Reprodução de diálogos
Os convidados também manifestaram preocupação com o artigo 28 do projeto, que criminaliza o fato de reproduzir ou inserir, nos autos da investigação ou do processo criminal, diálogo do investigado com pessoa que, em razão de função, ministério, ou profissão deva guardar sigilo.

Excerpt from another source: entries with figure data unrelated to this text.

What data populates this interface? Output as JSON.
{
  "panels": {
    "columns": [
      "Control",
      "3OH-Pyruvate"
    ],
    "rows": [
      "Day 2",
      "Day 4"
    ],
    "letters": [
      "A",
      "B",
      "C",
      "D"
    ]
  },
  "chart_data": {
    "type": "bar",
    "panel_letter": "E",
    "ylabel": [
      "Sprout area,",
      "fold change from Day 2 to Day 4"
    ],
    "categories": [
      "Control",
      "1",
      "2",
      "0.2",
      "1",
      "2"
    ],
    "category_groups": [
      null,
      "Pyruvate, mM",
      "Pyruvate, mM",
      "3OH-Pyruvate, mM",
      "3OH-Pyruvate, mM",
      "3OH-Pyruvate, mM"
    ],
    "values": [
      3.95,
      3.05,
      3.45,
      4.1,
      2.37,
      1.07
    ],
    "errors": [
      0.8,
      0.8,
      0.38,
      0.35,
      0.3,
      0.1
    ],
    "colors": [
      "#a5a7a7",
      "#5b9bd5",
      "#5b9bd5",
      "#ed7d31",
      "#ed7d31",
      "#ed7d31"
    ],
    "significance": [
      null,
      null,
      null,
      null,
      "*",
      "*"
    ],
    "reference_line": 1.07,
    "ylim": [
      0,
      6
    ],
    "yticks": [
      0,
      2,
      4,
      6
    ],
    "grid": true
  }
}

— Uma pessoa que esteja sendo investigada por um ato de corrupção e entre em contato com um parlamentar ou presidente da República e trata sobre a corrupção, esse diálogo não poderá ser inserido nos autos da investigação ou do processo criminal. Ou seja, são alguns exemplos desse projeto que causam perplexidade e que precisam ser excluídos — afirmou Veloso.
Ministério Público
Segundo Norma Cavalcanti, o artigo 30 do PLS 280/2016, que considera crime dar início à persecução penal, civil ou administrativa sem justa causa fundamentada, é inconstitucional. Ela explicou que a Constituição determina que o Ministério Público tem independência funcional e o dever de propor ação quando recebe inquérito policial com indícios de autoria e materialidade provada.
— Não quer dizer que o dever de denunciar é uma condenação. O juiz vai examinar, vai passar pelo contraditório, e, se por acaso o juiz entender que o réu deve ser absolvido, o Ministério Público, que está cumprindo o seu papel constitucional, será punido — disse.